Pour aller plus loin, il faut évaluer le degré de transparence des algorithmes. C’est le sens de l’initiative TransAlgo, lancée par Axelle Lemaire également, et pilotée par l’Inria. « Il s’agit d’une plateforme mesurant la transparence, en regardant quelles données sont utilisées, quelles données sont produites, à quel point le code est ouvert… » explique Christine Balagué, membre du conseil scientifique de TransAlgo. La plateforme est la première du genre en Europe, et fait de la France une nation avancée dans la réflexion sur la transparence.
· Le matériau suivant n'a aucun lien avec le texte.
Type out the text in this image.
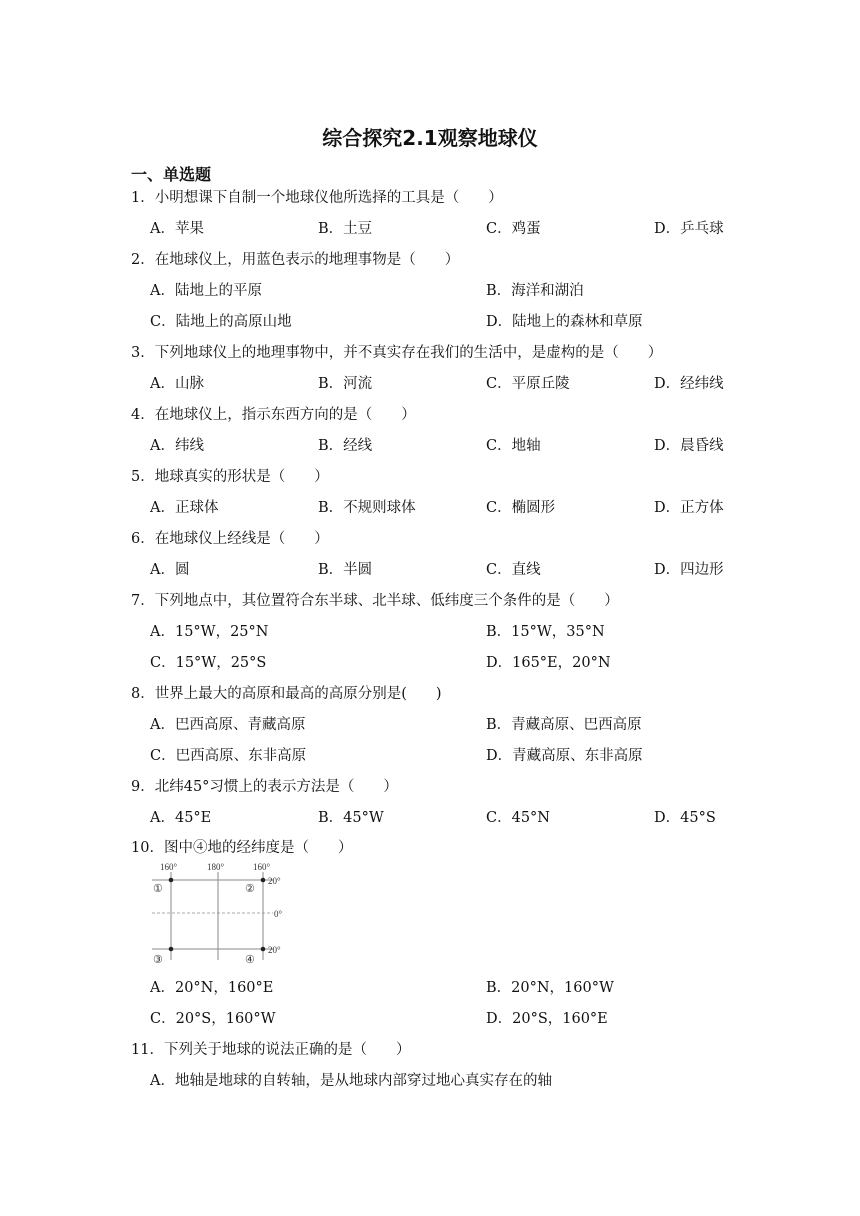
综合探究2.1观察地球仪
一、单选题
1．小明想课下自制一个地球仪他所选择的工具是（　　）
A．苹果	B．土豆	C．鸡蛋	D．乒乓球
2．在地球仪上，用蓝色表示的地理事物是（　　）
A．陆地上的平原	B．海洋和湖泊
C．陆地上的高原山地	D．陆地上的森林和草原
3．下列地球仪上的地理事物中，并不真实存在我们的生活中，是虚构的是（　　）
A．山脉	B．河流	C．平原丘陵	D．经纬线
4．在地球仪上，指示东西方向的是（　　）
A．纬线	B．经线	C．地轴	D．晨昏线
5．地球真实的形状是（　　）
A．正球体	B．不规则球体	C．椭圆形	D．正方体
6．在地球仪上经线是（　　）
A．圆	B．半圆	C．直线	D．四边形
7．下列地点中，其位置符合东半球、北半球、低纬度三个条件的是（　　）
A．15°W，25°N	B．15°W，35°N
C．15°W，25°S	D．165°E，20°N
8．世界上最大的高原和最高的高原分别是(　　)
A．巴西高原、青藏高原	B．青藏高原、巴西高原
C．巴西高原、东非高原	D．青藏高原、东非高原
9．北纬45°习惯上的表示方法是（　　）
A．45°E	B．45°W	C．45°N	D．45°S
10．图中④地的经纬度是（　　）
160°	180°	160°
20°
0°
20°
①	②
③	④
A．20°N，160°E	B．20°N，160°W
C．20°S，160°W	D．20°S，160°E
11．下列关于地球的说法正确的是（　　）
A．地轴是地球的自转轴，是从地球内部穿过地心真实存在的轴
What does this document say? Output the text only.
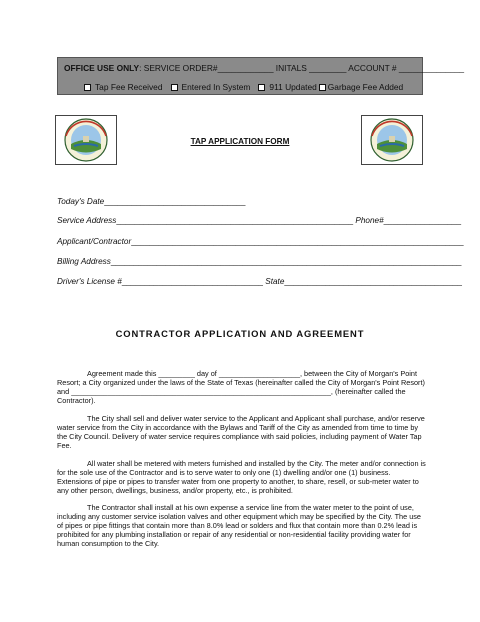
OFFICE USE ONLY: SERVICE ORDER#____________ INITALS ________ ACCOUNT # ______________
Tap Fee Received Entered In System 911 Updated Garbage Fee Added
TAP APPLICATION FORM
Today's Date_______________________________
Service Address____________________________________________________ Phone#_________________
Applicant/Contractor_________________________________________________________________________
Billing Address_____________________________________________________________________________
Driver's License #_______________________________ State_______________________________________
CONTRACTOR APPLICATION AND AGREEMENT
Agreement made this _________ day of ____________________, between the City of Morgan's Point Resort; a City organized under the laws of the State of Texas (hereinafter called the City of Morgan's Point Resort) and ________________________________________________________________, (hereinafter called the Contractor).
The City shall sell and deliver water service to the Applicant and Applicant shall purchase, and/or reserve water service from the City in accordance with the Bylaws and Tariff of the City as amended from time to time by the City Council. Delivery of water service requires compliance with said policies, including payment of Water Tap Fee.
All water shall be metered with meters furnished and installed by the City. The meter and/or connection is for the sole use of the Contractor and is to serve water to only one (1) dwelling and/or one (1) business. Extensions of pipe or pipes to transfer water from one property to another, to share, resell, or sub-meter water to any other person, dwellings, business, and/or property, etc., is prohibited.
The Contractor shall install at his own expense a service line from the water meter to the point of use, including any customer service isolation valves and other equipment which may be specified by the City. The use of pipes or pipe fittings that contain more than 8.0% lead or solders and flux that contain more than 0.2% lead is prohibited for any plumbing installation or repair of any residential or non-residential facility providing water for human consumption to the City.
Dans la même veine, DataIA est un institut de convergence sur les données initié sur le plateau de Saclay pour une durée de 10 ans. Ce programme unique est interdisciplinaire et comprend des recherches sur les algorithmes en intelligence artificielle, leur transparence et les enjeux éthiques.
En réunissant des équipes scientifiques pluridisciplinaires, l’objectif est d’étudier les mécanismes de développement des algorithmes. Les sciences humaines ont beaucoup à apporter sur l’analyse des valeurs et des décisions qui se cachent derrière l’élaboration des codes. « Il devient de plus en plus nécessaire de décortiquer les méthodes algorithmiques, de faire du retro-engineering, de mesurer leurs potentiels biais et discriminations, de les rendre plus transparents » insiste Christine Balagué. « Plus largement, des recherches ethnographiques sur les développeurs sont nécessaires, en s’immergeant dans leurs intentions, et en étudiant l’assemblage socio-technique des algorithmes. » À mesure que les services numériques prennent de plus en plus de place dans nos vies, il est en effet primordial d’arriver à cerner les risques que les algorithmes font encourir à leurs utilisateurs.
Pour aller + loin : Intelligence artificielle : la complexe question de l’éthique
Une commission publique dédiée à l’éthique du numérique
Depuis 2009, les grands acteurs français de la recherche et de l’innovation sur le numérique sont regroupés au sein d’Allistene (Alliance des sciences et technologies du numérique). En 2012, cette alliance décidait de créer une commission de réflexion sur l’éthique de la recherche en sciences et technologies du numérique : la Cerna. Sur la base de travaux multidisciplinaires, rassemblant des expertises et des contributions de l’ensemble des acteurs du numérique aussi bien au niveau national qu’international, la Cerna questionne le numérique sur ses aspects éthiques. En prenant comme objets d’étude des thématiques aussi variées que l’environnement, la santé ou la robotique ou les nanotechnologies, elle souhaite sensibiliser et éclairer les concepteurs de technologies aux questions éthiques. Ses rapports sont téléchargeables sur son site web.